Dark Matter: the situation has changed

Dark matter is one of those subjects that seems to rile people up for reasons I can't fathom. I am not an expert on it by any means and don't have a strong opinion one way or another about which hypothesis we should favor, but one point where I raise my hand to object is with the argument that "if it were there, we would have found it by now."

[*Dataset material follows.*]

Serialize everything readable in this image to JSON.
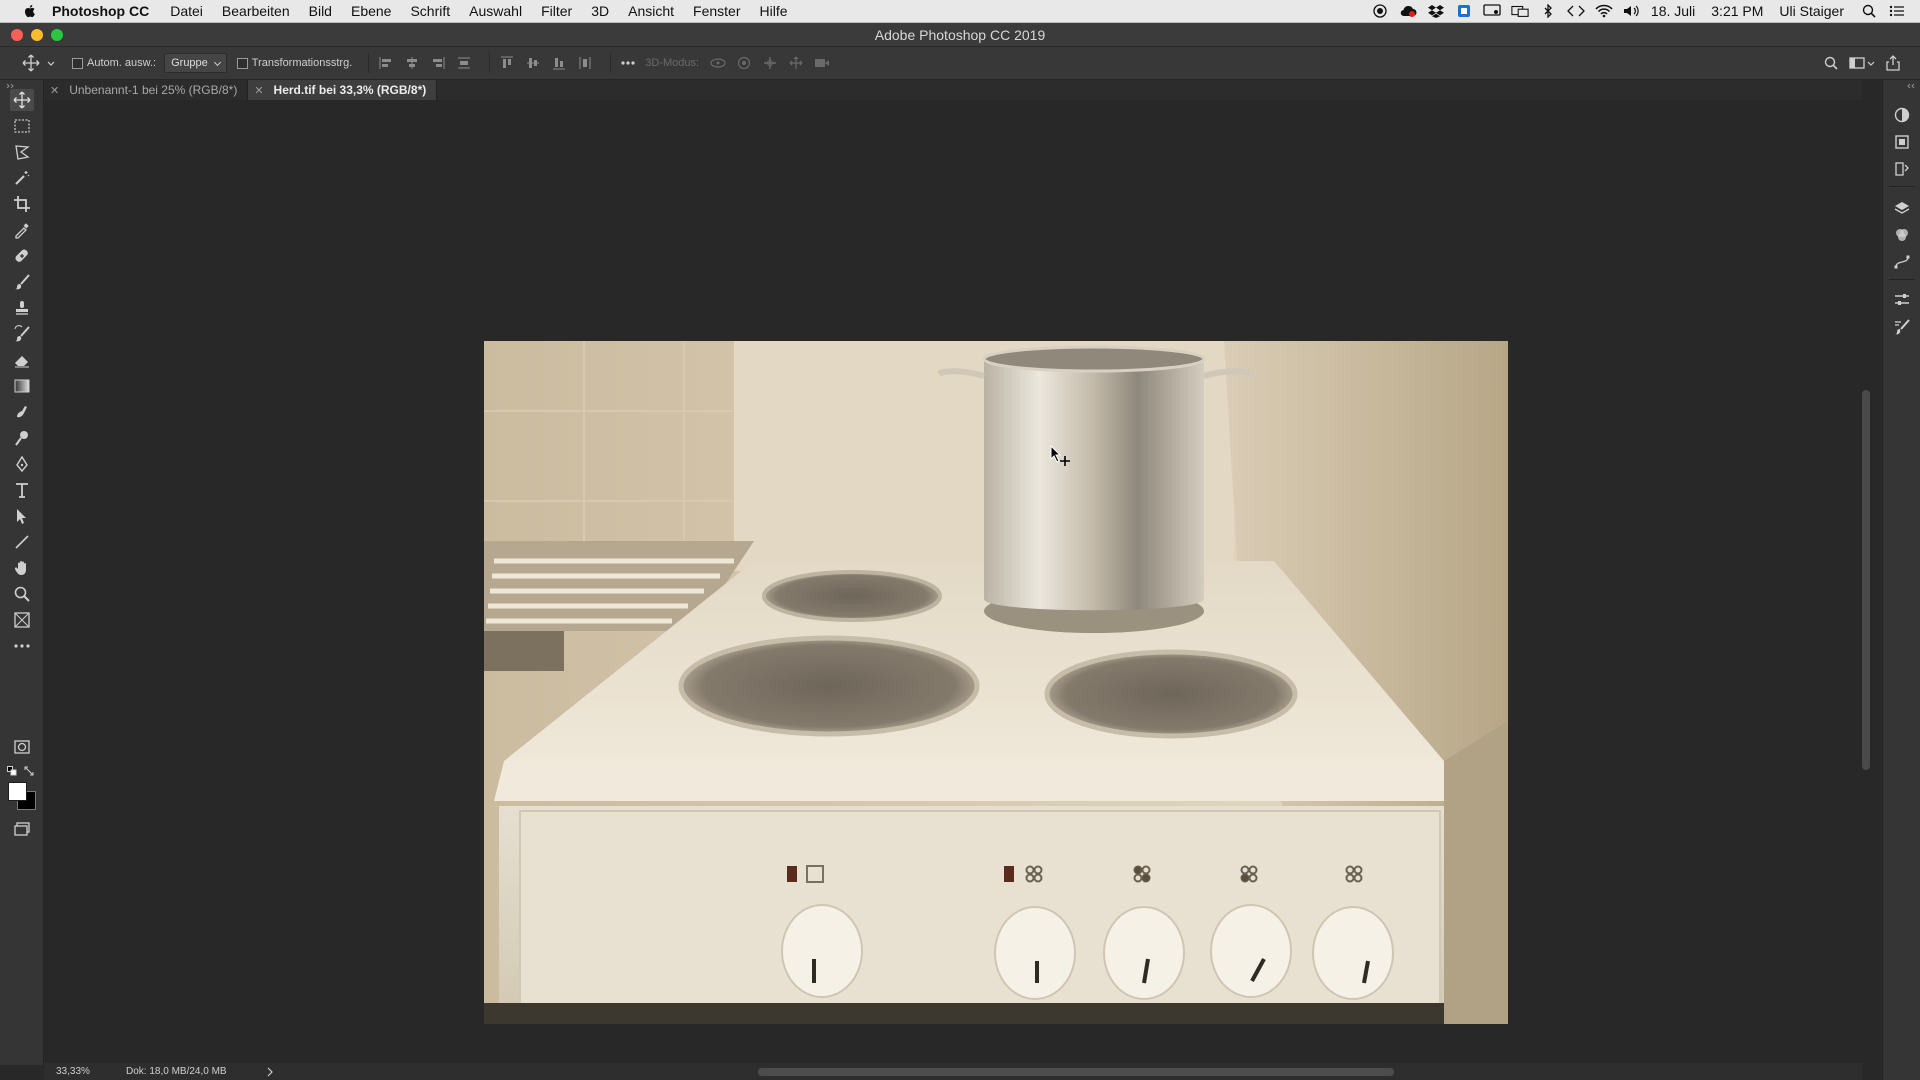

To me, that seems to conflate two separate issues: how the universe actually is, and our ability to detect/measure/comprehend the universe. While it might be disheartening to spend your whole career searching for a particle you never find, that doesn't really bear on whether the particle exists; human lifetimes are not (or really shouldn't be!) correlated with how difficult it is to detect invisible cosmic matter.
 
I do believe that there are things out there in the universe that would fundamentally change our understanding of it. And the chances are that we will never know what they are.
 
While it might be disheartening to spend your whole career searching for a particle you never find, that doesn't really bear on whether the particle exists;
It seems there's now a list of phtnomena that a DM particle would not account for, even if it could be found?
I do believe that there are things out there in the universe that would fundamentally change our understanding of it. And the chances are that we will never know what they are.
There'll always be a higher mountain. But learning about DM is so fundamentally important at the moment, imo.

The big issue now seems to be with the current model of gravity? Einstein's model is beginning to show the sort of limitations in the 21st century that Newton's did in the 20th.

Intriguing stuff ...
 
Last edited:
It seems there's now a list of phtnomena that a DM particle would not account for, even if it could be found?
Well, like Sabine says, there are adjustments you can make here and there so that dark matter still works. Make it self-interacting, or make a whole family of dark matter particles, that kind of thing. Yes, then you're no longer predicting stuff, and yeah a lot of it looks a little kludgy, but it still might be true. Dark matter proponents disagree with the detractors as to how plausible such corrections are, and certainly you can imagine a little bias there, but dark matter doesn't care about our sociology of science problems (assuming it exists).